The Creative Road is a Winding Pathway

The past month I’ve been in residency at Governor’s Island, a 172 acre island in New York harbor, with Works on Water and Underwater New York, two organizations who focus on water as a point of departure to further examine ecological change and the city respectively. Continuing my work with plastic bags, my objective was to create a glacier-like structure out of bags and begin to develop ideas for the performance piece the glacier will be featured in, We Are Drowning. What I landed on surprised me, opening new pathways.

 The irony of messaging is intriguing - 42 bags used to create a plastic couple. 

The irony of messaging is intriguing - 42 bags used to create a plastic couple. 

Working in a house once home to military officers, I set up shop by hanging some open ended questions I’ve been asking as a departure point for this work in the space. Questions about consumption habits: What’s convenient? Who decides? What needs to happen for things to change? I decided to make these out of plastic bags, using lettering on the bags. This turned into a mini-installation and prompted me to ask more questions. How much is enough? What’s important? What’s the price? Who pays? I also began to think about how the striking data I’ve encountered could be represented, 1 trillion bags discarded annually, and misconceptions, the bags collected in recycling bins in stores aren’t recycled, they go to a landfill.
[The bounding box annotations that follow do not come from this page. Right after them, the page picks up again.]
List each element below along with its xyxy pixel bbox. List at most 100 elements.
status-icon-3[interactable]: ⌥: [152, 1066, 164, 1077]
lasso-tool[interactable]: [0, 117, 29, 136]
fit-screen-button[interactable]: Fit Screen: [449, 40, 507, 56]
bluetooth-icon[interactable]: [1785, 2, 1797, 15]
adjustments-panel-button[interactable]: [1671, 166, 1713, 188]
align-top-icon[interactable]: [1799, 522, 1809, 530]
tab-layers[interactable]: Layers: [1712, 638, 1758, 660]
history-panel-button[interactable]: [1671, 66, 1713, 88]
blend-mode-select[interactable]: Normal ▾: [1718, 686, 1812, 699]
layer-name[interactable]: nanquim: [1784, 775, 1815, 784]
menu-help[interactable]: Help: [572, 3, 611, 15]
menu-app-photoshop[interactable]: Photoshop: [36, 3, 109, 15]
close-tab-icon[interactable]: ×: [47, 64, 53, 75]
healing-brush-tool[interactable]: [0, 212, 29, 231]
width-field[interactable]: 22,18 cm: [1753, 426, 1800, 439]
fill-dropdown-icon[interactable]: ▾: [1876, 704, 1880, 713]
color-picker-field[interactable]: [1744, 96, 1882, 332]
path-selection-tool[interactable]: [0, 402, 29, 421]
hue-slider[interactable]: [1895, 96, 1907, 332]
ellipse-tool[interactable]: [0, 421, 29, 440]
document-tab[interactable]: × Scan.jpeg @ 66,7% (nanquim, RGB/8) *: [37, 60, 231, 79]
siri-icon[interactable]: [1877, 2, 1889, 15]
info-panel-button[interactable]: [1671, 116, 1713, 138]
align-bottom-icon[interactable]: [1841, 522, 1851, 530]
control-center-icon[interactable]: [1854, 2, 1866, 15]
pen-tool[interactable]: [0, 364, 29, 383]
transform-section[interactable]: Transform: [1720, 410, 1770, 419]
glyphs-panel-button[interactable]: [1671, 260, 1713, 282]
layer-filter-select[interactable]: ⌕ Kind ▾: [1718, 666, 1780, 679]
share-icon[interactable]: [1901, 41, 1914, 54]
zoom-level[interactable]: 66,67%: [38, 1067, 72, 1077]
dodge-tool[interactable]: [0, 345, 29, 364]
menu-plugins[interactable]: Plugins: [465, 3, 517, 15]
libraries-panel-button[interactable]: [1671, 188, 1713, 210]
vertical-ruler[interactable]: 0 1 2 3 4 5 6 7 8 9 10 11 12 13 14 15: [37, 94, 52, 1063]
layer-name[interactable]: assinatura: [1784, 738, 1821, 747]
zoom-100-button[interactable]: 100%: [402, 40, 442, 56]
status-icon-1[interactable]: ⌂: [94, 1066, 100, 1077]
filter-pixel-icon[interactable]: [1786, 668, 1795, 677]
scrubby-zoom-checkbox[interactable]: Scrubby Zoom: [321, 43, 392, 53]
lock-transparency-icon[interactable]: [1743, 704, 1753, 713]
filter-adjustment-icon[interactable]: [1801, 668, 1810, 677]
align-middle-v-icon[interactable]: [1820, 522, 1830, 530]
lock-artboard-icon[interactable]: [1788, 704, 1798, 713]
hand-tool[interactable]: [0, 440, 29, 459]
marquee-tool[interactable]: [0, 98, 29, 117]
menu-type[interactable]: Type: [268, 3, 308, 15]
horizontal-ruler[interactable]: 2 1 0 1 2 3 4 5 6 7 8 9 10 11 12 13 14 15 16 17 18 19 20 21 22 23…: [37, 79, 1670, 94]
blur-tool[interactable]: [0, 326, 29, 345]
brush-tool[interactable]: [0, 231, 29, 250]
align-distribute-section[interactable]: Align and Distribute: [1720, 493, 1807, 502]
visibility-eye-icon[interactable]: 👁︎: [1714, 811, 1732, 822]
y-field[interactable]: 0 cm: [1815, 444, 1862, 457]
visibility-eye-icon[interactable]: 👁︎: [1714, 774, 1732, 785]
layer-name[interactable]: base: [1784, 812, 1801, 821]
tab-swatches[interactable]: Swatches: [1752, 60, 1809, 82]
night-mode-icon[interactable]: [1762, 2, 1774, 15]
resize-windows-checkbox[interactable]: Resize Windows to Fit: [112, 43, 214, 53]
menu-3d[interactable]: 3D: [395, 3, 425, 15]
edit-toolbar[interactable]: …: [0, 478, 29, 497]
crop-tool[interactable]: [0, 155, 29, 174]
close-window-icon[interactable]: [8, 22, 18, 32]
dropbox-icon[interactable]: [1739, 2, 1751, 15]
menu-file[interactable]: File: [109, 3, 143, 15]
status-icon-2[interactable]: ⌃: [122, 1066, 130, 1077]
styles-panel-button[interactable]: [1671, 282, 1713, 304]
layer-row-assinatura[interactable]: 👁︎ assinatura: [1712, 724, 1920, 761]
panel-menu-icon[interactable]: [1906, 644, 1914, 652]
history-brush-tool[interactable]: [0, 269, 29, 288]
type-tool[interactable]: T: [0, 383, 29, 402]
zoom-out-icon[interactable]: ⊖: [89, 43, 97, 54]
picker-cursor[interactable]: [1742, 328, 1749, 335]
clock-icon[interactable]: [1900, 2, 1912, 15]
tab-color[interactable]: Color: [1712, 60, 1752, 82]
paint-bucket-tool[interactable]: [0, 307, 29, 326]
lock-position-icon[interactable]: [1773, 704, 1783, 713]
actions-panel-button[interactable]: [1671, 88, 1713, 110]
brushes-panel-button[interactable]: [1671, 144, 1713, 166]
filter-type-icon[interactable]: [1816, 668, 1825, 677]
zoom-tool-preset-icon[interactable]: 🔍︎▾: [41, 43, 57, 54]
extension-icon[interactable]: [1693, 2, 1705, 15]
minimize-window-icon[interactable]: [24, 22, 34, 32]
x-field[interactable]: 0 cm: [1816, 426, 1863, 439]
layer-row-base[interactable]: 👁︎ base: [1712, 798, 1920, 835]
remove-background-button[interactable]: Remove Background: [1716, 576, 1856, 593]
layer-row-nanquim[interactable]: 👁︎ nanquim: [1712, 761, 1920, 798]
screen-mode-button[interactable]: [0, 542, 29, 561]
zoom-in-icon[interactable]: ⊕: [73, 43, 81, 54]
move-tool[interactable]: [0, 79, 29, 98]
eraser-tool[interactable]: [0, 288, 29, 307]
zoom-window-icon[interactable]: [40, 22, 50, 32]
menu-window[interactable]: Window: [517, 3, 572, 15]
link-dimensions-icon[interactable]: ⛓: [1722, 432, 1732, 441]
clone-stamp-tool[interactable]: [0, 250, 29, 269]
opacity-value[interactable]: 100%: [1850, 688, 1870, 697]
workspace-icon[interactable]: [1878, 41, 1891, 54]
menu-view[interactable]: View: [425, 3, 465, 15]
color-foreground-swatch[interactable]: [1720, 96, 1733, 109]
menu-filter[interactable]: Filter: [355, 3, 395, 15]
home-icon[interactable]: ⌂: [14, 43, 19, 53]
This led to the creation of a visual piece incorporating the symbol typically associated with recycling and the words “Please reuse or recycle at a participating store” that are printed on many bags which, like the collection containers, misleads us to believe that they are being recycled, thus perpetuating their use.

 70 bags reclaimed to create Do You Feel Responsible...

70 bags reclaimed to create Do You Feel Responsible...

Concurrently, I was working on three prototypes for the glacier, each with a different aesthetic, polling people who came into the studio which of the three resonated most with them; the craggiest rough and tumble version that took the least amount of time to make was the favorite. This prototype will be expanded for the performance work.   

I think a lot about what surrounds a performance. What are the pathways in, interactions and experiences around it that connect and further the ideas in the work. What was created on Governor’s Island, I realize, does just this and I envision will be part of a lobby installation accompanying We Are Drowning. The creative road is a winding path and many times you don’t know where you’ll end up.